Wer an den Sihl-Tsunami glaubte, freute sich nicht lange. Die «hohen Wellen» schrumpften in Wirklichkeit zum trübbraunen Miniatur-Hochwasser, als ob es in Einsiedeln ein durchschnittliches Gewitter heruntergeregnet hätte.
Trotz dieser Enttäuschung sind die Zürcherinnen und Zürcher froh um die Sihl. Sie bleibt die einzige Verbündete in ihrer Sehnsucht nach Action. Dank des 40 Kilometer entfernten Sihlstaudamms wächst das so friedlich wirkende Flüsslein zur tödlichen Bedrohung an. Würde dieser Damm «vollständig und sofortig zerstört» – so steht es im Merkblatt des Zivilschutzes –, rollten eineinhalb Stunden später acht Meter hohe Wellen durch Zürich. Eine Drei-Stockwerke-Flut. Das wäre was.
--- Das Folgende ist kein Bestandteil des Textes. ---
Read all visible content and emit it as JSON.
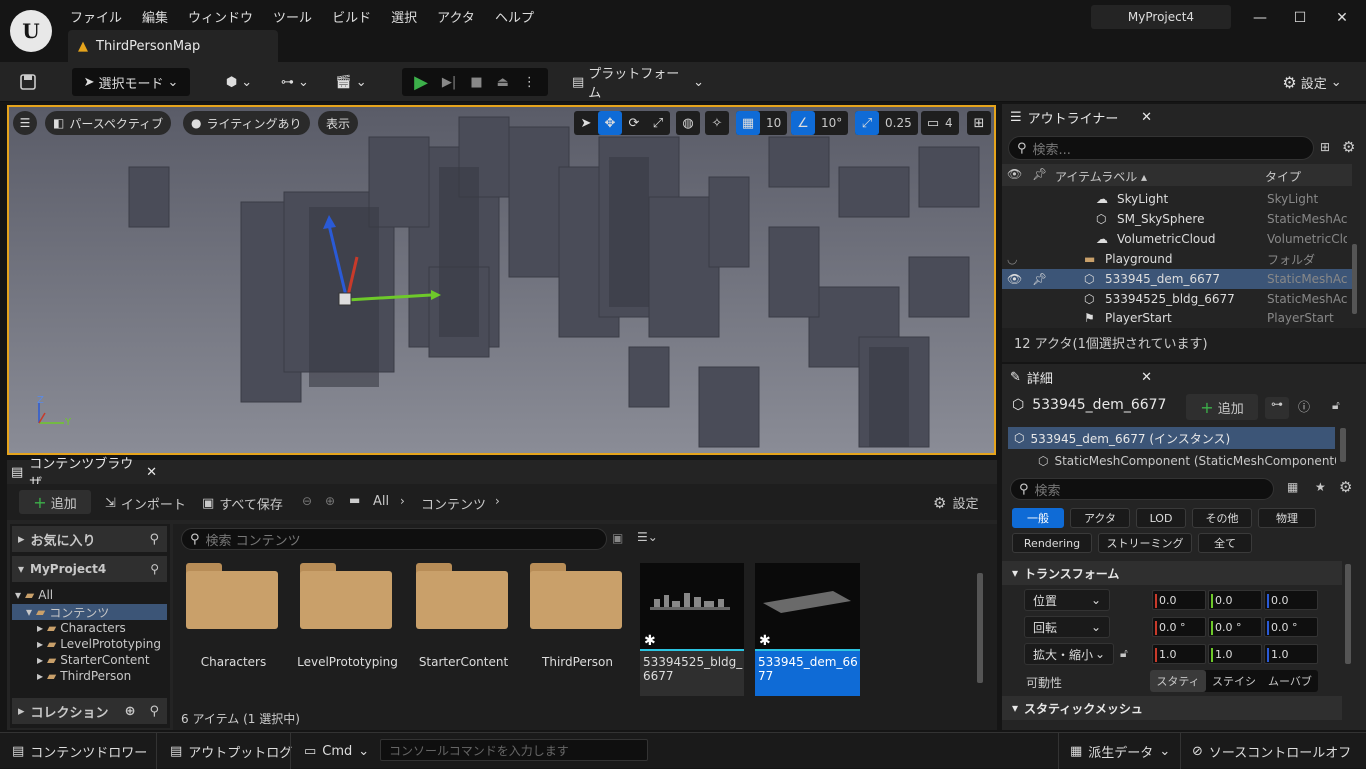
{
  "app": {
    "menu": [
      "ファイル",
      "編集",
      "ウィンドウ",
      "ツール",
      "ビルド",
      "選択",
      "アクタ",
      "ヘルプ"
    ],
    "project": "MyProject4",
    "map_tab": "ThirdPersonMap"
  },
  "toolbar": {
    "mode": "選択モード",
    "platform": "プラットフォーム",
    "settings": "設定"
  },
  "viewport": {
    "perspective": "パースペクティブ",
    "lighting": "ライティングあり",
    "show": "表示",
    "grid_snap": "10",
    "rot_snap": "10°",
    "scale_snap": "0.25",
    "cam_speed": "4",
    "axis_z": "Z",
    "axis_y": "Y"
  },
  "outliner": {
    "title": "アウトライナー",
    "search_placeholder": "検索...",
    "col_label": "アイテムラベル ▴",
    "col_type": "タイプ",
    "rows": [
      {
        "label": "SkyLight",
        "type": "SkyLight"
      },
      {
        "label": "SM_SkySphere",
        "type": "StaticMeshAc"
      },
      {
        "label": "VolumetricCloud",
        "type": "VolumetricClo"
      },
      {
        "label": "Playground",
        "type": "フォルダ"
      },
      {
        "label": "533945_dem_6677",
        "type": "StaticMeshAc"
      },
      {
        "label": "53394525_bldg_6677",
        "type": "StaticMeshAc"
      },
      {
        "label": "PlayerStart",
        "type": "PlayerStart"
      }
    ],
    "status": "12 アクタ(1個選択されています)"
  },
  "details": {
    "title": "詳細",
    "actor": "533945_dem_6677",
    "add": "追加",
    "instance": "533945_dem_6677 (インスタンス)",
    "component": "StaticMeshComponent (StaticMeshComponent0",
    "search_placeholder": "検索",
    "filters": [
      "一般",
      "アクタ",
      "LOD",
      "その他",
      "物理",
      "Rendering",
      "ストリーミング",
      "全て"
    ],
    "transform_header": "トランスフォーム",
    "location_label": "位置",
    "rotation_label": "回転",
    "scale_label": "拡大・縮小",
    "location": [
      "0.0",
      "0.0",
      "0.0"
    ],
    "rotation": [
      "0.0 °",
      "0.0 °",
      "0.0 °"
    ],
    "scale": [
      "1.0",
      "1.0",
      "1.0"
    ],
    "mobility_label": "可動性",
    "mobility": [
      "スタティ",
      "ステイシ",
      "ムーバブ"
    ],
    "static_mesh_header": "スタティックメッシュ"
  },
  "content_browser": {
    "title": "コンテンツブラウザ",
    "add": "追加",
    "import": "インポート",
    "save_all": "すべて保存",
    "path_all": "All",
    "path_content": "コンテンツ",
    "settings": "設定",
    "favorites": "お気に入り",
    "project": "MyProject4",
    "tree": [
      "All",
      "コンテンツ",
      "Characters",
      "LevelPrototyping",
      "StarterContent",
      "ThirdPerson"
    ],
    "collections": "コレクション",
    "search_placeholder": "検索 コンテンツ",
    "items": [
      "Characters",
      "LevelPrototyping",
      "StarterContent",
      "ThirdPerson",
      "53394525_bldg_6677",
      "533945_dem_6677"
    ],
    "item_count": "6 アイテム (1 選択中)"
  },
  "statusbar": {
    "drawer": "コンテンツドロワー",
    "output": "アウトプットログ",
    "cmd": "Cmd",
    "console_placeholder": "コンソールコマンドを入力します",
    "derived": "派生データ",
    "source_control": "ソースコントロールオフ"
  },
  "colors": {
    "accent": "#0f6bd6",
    "viewport_border": "#e6a41c",
    "folder": "#c9a06a"
  }
}
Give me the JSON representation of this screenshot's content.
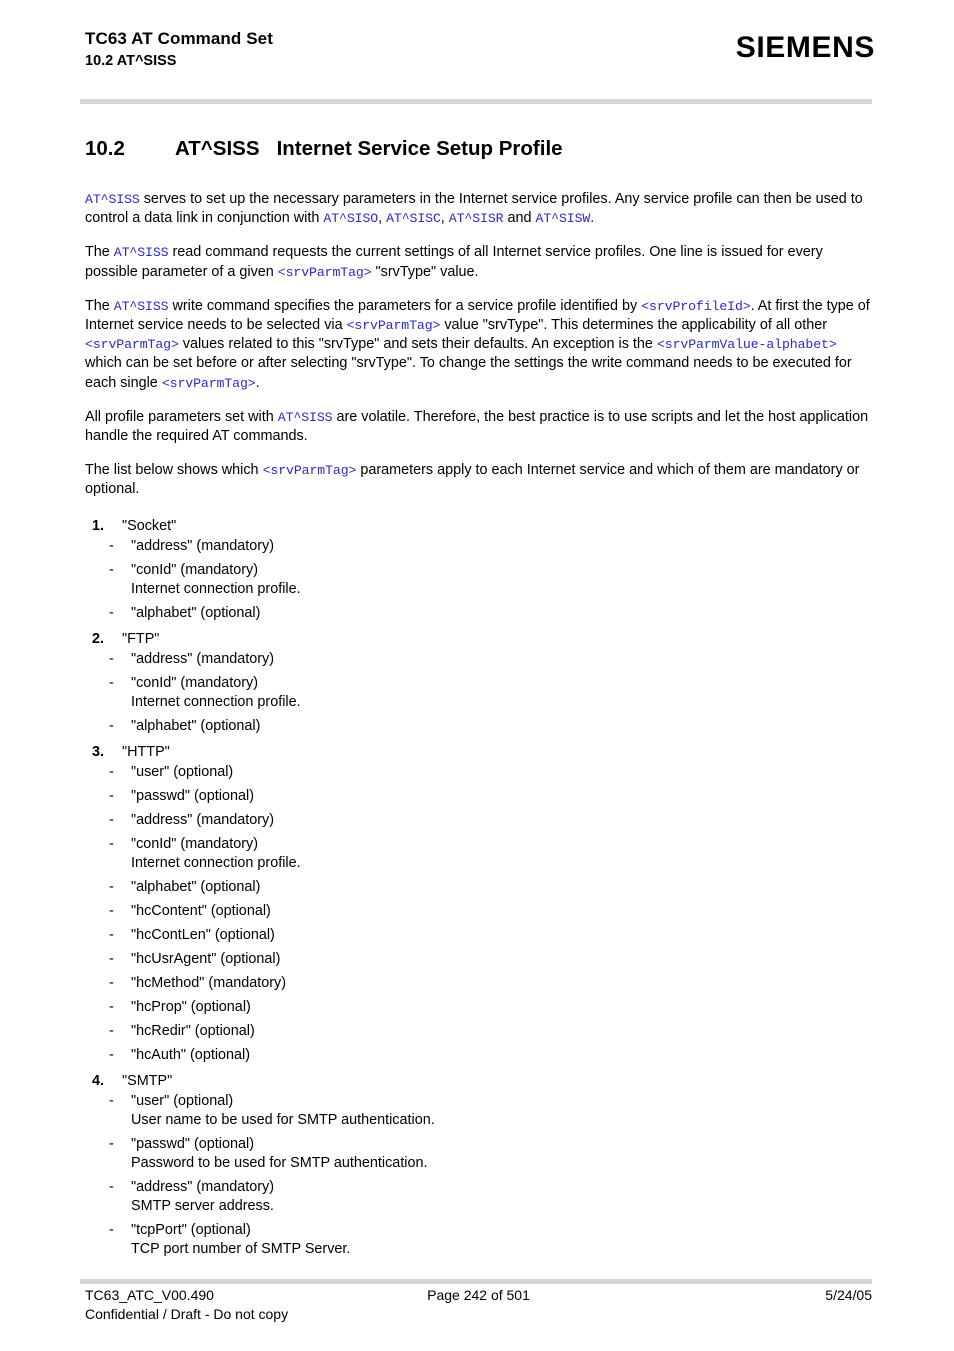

Bildstrecke: Warten auf die Flutwelle
Diese Perspektive auf Zerstörung gibt der dauerverschonten Stadt einen Adrenalinkick. Nur so lässt sich das fast manische Heraufbeschwören der Sihl-Bedrohung erklären, das in Zürich betrieben wird. Dabei ist ein vollständiger Staudammbruch kaum wahrscheinlicher als der Einschlag eines Meteoriten. Ausserdem erreicht der Sihlsee unter den Schweizer Stauseen nur knapp mittlere Grösse.
So funktioniert die Sihl wie Outdoorkleider, die man in der Stadt trägt: als Hilfsmittel, um sich ein bisschen wild vorzukommen. Der höchste Kitzel, den das reale Zürich dieses Wochenende bietet, ist ein anderer: strombetriebene Seifenkisten in einem Wohnquartier.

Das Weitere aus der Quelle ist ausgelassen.